The sorted radii list is [1]. There is only one circle, so the red area is π * 1^2 = π ≈ 3.1415926536.

For the input:

3
1 4 2

The sorted radii list is [4, 2, 1]. Red areas are the outermost (index 0) and innermost (index 2) circles. The first red ring is π * (4^2 - 2^2) = π * (16 - 4) = 12π. The innermost red circle is π * 1^2 = π. Total red area = 13π ≈ 40.8407044967.

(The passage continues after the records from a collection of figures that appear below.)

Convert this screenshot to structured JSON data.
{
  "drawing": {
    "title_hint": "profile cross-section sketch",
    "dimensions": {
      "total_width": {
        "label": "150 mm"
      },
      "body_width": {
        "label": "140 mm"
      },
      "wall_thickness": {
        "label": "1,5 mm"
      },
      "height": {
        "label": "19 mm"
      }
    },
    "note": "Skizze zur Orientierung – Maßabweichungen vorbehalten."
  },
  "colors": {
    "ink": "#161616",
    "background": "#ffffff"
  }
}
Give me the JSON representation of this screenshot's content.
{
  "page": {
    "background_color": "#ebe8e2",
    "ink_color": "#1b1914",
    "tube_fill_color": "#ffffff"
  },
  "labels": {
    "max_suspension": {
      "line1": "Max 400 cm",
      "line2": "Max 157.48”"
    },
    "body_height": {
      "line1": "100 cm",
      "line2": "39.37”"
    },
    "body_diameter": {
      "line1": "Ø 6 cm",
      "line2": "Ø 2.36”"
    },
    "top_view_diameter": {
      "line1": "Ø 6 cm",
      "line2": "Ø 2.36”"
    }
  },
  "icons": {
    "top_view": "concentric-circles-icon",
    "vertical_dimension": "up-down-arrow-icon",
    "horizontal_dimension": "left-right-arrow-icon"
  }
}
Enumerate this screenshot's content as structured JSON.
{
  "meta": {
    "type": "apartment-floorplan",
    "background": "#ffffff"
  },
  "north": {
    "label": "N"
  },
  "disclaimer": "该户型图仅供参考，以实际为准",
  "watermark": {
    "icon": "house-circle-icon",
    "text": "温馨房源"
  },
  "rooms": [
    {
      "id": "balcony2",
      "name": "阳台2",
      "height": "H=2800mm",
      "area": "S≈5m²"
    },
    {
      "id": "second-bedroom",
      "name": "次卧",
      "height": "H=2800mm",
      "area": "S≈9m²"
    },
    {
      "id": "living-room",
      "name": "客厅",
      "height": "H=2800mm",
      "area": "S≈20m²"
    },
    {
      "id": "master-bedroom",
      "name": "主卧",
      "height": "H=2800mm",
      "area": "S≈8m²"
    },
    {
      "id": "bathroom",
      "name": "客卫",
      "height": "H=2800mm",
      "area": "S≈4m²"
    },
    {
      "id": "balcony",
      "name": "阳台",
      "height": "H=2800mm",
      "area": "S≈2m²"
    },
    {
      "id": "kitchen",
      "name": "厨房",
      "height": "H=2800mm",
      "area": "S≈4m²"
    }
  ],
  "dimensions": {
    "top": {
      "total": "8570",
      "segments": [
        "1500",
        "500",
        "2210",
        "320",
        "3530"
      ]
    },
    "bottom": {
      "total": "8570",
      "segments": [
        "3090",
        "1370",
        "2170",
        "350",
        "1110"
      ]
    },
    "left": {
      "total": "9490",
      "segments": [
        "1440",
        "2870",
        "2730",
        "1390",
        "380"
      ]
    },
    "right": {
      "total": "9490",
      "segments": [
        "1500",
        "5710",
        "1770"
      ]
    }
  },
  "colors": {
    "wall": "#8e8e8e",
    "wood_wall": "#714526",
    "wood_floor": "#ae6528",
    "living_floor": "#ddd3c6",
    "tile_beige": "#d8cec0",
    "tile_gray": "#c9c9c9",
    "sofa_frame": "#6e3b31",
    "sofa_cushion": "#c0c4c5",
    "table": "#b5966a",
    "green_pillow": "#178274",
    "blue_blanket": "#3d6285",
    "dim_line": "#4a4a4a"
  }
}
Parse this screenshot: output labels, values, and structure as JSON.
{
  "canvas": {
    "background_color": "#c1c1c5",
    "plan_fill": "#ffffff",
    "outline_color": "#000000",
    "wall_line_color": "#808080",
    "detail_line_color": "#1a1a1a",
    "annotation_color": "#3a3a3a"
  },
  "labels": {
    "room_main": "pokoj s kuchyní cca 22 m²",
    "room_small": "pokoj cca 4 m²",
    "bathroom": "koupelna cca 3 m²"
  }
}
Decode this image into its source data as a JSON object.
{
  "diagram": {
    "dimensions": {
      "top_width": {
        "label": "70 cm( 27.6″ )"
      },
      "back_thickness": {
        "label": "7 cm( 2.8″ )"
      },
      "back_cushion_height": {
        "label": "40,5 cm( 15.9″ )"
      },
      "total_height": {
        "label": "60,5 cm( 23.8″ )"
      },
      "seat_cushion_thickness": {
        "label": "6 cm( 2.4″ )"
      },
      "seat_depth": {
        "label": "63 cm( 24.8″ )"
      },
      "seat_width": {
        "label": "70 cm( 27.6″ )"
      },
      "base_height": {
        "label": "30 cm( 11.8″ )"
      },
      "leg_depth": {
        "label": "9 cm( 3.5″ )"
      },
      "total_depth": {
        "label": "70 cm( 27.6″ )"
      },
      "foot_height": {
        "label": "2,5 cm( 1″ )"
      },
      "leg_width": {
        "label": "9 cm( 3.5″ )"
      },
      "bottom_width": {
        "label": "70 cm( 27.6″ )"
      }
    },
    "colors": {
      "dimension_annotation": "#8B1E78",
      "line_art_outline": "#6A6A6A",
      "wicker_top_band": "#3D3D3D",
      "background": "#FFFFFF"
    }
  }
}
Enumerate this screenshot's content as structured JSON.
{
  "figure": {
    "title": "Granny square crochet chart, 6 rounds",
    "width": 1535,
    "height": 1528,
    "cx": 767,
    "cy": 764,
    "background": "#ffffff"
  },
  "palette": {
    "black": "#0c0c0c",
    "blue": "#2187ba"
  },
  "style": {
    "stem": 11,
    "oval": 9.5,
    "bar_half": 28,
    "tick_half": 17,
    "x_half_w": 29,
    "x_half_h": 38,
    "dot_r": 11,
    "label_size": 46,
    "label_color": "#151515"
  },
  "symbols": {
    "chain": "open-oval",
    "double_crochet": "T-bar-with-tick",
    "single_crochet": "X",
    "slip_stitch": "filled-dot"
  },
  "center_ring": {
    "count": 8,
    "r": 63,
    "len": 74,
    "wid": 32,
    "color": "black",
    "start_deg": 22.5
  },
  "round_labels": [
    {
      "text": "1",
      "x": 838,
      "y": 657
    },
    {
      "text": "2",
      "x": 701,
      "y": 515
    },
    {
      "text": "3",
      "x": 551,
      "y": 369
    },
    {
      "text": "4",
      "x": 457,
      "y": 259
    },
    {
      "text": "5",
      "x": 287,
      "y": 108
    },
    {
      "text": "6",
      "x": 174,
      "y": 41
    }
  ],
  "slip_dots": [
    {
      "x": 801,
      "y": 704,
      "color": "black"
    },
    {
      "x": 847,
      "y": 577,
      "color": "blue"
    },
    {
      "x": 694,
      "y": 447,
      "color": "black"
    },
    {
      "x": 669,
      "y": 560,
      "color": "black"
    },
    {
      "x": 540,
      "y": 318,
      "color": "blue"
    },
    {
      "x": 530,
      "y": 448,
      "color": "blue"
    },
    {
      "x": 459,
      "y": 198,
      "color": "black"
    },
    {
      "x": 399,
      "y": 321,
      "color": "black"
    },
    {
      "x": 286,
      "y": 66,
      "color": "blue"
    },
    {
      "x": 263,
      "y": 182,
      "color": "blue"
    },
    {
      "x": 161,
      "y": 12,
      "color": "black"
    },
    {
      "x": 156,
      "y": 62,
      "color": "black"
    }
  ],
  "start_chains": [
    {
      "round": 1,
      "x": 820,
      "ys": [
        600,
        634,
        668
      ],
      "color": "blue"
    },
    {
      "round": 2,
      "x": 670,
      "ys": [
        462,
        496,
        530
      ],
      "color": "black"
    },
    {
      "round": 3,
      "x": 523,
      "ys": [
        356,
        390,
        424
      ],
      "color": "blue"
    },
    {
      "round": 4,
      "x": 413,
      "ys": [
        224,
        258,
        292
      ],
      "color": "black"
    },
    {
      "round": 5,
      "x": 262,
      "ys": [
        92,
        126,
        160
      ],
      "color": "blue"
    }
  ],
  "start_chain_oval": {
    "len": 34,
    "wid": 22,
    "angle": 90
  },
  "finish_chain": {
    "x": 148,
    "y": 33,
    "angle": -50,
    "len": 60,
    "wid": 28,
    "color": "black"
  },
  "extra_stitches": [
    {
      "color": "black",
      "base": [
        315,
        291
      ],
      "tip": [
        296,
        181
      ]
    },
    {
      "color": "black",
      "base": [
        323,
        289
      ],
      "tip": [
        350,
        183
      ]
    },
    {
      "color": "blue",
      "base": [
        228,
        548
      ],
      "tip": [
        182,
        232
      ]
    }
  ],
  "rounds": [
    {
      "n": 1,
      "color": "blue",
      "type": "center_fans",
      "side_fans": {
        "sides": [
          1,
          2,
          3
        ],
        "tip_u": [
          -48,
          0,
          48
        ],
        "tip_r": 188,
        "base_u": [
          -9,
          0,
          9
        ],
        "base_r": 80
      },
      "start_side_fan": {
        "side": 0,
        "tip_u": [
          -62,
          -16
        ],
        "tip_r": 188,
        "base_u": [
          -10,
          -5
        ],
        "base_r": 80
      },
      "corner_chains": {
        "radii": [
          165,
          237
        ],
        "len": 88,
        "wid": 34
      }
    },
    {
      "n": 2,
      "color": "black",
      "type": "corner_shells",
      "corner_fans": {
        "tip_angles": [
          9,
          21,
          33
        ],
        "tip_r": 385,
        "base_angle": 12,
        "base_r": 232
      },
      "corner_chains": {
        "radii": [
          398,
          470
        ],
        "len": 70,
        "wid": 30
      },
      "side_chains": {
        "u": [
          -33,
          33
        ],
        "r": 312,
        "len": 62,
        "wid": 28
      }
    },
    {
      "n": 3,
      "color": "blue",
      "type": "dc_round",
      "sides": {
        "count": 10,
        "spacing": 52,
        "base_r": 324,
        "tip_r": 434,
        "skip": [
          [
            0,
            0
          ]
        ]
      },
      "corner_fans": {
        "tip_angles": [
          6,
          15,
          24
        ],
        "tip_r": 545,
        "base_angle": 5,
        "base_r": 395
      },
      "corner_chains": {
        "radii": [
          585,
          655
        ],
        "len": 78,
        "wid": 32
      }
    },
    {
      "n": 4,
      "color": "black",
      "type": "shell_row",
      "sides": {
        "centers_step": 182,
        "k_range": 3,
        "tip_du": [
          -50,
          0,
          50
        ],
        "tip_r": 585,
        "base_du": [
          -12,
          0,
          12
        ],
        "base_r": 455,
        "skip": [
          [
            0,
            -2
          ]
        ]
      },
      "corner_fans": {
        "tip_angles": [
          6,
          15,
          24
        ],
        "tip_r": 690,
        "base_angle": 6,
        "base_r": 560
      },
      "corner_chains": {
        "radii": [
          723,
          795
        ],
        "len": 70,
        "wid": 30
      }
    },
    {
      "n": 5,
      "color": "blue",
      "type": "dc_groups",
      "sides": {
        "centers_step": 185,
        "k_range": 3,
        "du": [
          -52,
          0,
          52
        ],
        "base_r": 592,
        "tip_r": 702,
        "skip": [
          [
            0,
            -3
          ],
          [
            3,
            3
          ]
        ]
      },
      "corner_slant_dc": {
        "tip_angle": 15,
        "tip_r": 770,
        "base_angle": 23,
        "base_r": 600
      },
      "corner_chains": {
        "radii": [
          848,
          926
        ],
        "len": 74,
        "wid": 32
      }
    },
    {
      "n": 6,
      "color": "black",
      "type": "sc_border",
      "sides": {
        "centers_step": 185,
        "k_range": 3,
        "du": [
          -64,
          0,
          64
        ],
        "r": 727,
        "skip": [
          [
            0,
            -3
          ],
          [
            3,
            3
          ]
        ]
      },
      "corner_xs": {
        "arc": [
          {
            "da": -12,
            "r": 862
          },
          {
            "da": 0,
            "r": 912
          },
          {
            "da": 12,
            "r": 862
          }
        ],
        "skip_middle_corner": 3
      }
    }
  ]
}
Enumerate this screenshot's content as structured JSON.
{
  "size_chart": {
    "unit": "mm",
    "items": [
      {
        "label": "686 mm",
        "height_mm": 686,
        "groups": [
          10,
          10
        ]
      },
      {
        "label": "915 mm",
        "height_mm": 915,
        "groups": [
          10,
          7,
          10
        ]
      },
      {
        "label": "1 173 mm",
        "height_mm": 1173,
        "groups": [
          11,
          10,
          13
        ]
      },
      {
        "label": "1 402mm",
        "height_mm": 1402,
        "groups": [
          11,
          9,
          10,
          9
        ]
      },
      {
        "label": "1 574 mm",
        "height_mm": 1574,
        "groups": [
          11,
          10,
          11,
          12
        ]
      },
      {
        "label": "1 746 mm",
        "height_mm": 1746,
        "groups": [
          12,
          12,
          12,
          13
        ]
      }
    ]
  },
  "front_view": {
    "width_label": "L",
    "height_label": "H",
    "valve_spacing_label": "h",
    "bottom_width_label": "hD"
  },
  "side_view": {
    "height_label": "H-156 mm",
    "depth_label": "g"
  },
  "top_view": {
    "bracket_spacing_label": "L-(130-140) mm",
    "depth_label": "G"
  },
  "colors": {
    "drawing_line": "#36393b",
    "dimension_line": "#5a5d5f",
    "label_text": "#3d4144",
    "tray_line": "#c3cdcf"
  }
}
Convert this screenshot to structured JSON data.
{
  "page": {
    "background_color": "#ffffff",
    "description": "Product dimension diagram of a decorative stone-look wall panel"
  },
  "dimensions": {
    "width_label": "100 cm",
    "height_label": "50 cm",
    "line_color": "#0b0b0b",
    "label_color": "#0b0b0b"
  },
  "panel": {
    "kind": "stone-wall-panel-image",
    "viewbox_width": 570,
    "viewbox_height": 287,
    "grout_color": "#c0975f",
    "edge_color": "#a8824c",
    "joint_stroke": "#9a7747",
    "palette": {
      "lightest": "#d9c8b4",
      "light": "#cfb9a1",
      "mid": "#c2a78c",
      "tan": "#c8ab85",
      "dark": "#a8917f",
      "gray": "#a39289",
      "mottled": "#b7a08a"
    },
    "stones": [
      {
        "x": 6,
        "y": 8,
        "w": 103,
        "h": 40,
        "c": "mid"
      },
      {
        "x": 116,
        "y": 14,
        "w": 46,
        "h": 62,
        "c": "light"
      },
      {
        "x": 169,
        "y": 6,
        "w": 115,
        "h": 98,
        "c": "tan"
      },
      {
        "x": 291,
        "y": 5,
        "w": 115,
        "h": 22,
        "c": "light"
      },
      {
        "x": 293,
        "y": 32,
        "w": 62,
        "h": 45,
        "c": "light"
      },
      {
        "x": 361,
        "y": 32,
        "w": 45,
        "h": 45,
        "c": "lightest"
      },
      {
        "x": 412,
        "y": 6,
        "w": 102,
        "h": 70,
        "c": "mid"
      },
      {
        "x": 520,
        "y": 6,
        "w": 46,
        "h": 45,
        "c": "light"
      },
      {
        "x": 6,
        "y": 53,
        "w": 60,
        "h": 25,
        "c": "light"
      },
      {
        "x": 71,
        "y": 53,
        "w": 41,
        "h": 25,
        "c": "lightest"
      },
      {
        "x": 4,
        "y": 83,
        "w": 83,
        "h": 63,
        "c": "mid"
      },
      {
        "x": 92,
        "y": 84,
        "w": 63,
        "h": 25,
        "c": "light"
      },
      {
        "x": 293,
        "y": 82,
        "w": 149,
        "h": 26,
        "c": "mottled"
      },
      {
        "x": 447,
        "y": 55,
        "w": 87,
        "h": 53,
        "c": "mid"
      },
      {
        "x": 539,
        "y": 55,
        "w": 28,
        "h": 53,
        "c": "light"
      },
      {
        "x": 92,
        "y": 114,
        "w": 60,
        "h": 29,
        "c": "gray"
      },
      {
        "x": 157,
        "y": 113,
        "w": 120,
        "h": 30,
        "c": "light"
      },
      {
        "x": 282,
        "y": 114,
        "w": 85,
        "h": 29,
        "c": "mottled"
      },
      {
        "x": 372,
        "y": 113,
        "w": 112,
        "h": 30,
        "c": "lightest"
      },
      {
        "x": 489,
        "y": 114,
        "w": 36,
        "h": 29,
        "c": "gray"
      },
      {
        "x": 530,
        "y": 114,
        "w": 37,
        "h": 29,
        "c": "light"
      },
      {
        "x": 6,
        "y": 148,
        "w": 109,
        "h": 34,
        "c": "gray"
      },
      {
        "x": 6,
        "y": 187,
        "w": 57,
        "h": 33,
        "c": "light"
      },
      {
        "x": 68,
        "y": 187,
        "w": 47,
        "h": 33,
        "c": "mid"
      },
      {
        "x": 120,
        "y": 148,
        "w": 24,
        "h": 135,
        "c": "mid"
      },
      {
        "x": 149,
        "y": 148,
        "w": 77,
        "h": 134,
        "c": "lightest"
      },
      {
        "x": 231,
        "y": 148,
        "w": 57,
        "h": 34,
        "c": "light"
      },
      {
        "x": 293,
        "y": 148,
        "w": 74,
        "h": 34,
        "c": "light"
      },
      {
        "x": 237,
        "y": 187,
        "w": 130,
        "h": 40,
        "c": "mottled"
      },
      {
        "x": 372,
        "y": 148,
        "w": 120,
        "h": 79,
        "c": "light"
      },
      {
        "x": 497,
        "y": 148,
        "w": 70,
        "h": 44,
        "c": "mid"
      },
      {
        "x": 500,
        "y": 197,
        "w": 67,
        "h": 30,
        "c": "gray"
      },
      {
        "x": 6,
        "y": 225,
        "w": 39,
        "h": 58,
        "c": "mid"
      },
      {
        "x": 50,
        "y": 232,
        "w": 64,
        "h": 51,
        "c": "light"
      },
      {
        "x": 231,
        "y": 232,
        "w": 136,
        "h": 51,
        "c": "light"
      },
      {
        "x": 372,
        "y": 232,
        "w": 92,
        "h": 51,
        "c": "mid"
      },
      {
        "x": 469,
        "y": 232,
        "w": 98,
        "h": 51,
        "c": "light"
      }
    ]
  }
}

Iteration Outer Inner Red Area Added Cumulative Red Area
0 4 2 12π 12π
2 1 0 π 13π

Complexity Analysis

Measure Complexity Explanation
Time O(n log n) Sorting the radii dominates; loop over circles is O(n)
Space O(1) Only a constant number of variables; input can be read in place

Sorting is efficient for n ≤ 100, and computing areas is negligible in comparison. The algorithm comfortably fits within memory and time limits.

Test Cases

import math

# Sample cases
assert math.isclose(run("1\n1\n"), math.pi, rel_tol=1e-10), "Single circle"
assert math.isclose(run("3\n1 4 2\n"), 13*math.pi, rel_tol=1e-10), "Three circles, unsorted input"

# Edge cases
assert math.isclose(run("2\n1000 1\n"), math.pi*(1000**2 - 1**2), rel_tol=1e-10), "Two circles, large difference"
assert math.isclose(run("5\n5 4 3 2 1\n"), math.pi*(5**2 - 4**2 + 3**2 - 2**2 + 1**2), rel_tol=1e-10), "Multiple circles"
assert math.isclose(run("1\n1000\n"), math.pi*1000**2, rel_tol=1e-10), "Single large circle"
Test input Expected output What it validates
1 circle, radius 1 π Correctness for single circle
3 circles, radii 1,4,2 13π Correct handling of unsorted input and multiple red regions
2 circles, radii 1000,1 π*(1000^2-1^2) Correct handling of large values
5 circles, radii 5,4,3,2,1 π*(5^2-4^2 + 3^2-2^2 + 1^2) Correct alternating pattern for multiple circles
1 circle, radius 1000 π*1000^2 Correct handling of single large circle

Edge Cases

A critical edge case is when there is only one circle. The algorithm handles this by setting the inner radius to zero, correctly calculating the area of a single circle as red. Another subtle case is when circles are not given in sorted order; sorting ensures that outer and inner radii are paired correctly to compute ring areas. Finally, when the largest circle is significantly bigger than the next, the subtraction of squared radii avoids counting overlapping areas. For all these scenarios, the sorted order and alternating selection logic guarantee correctness without any off-by-one or overflow errors.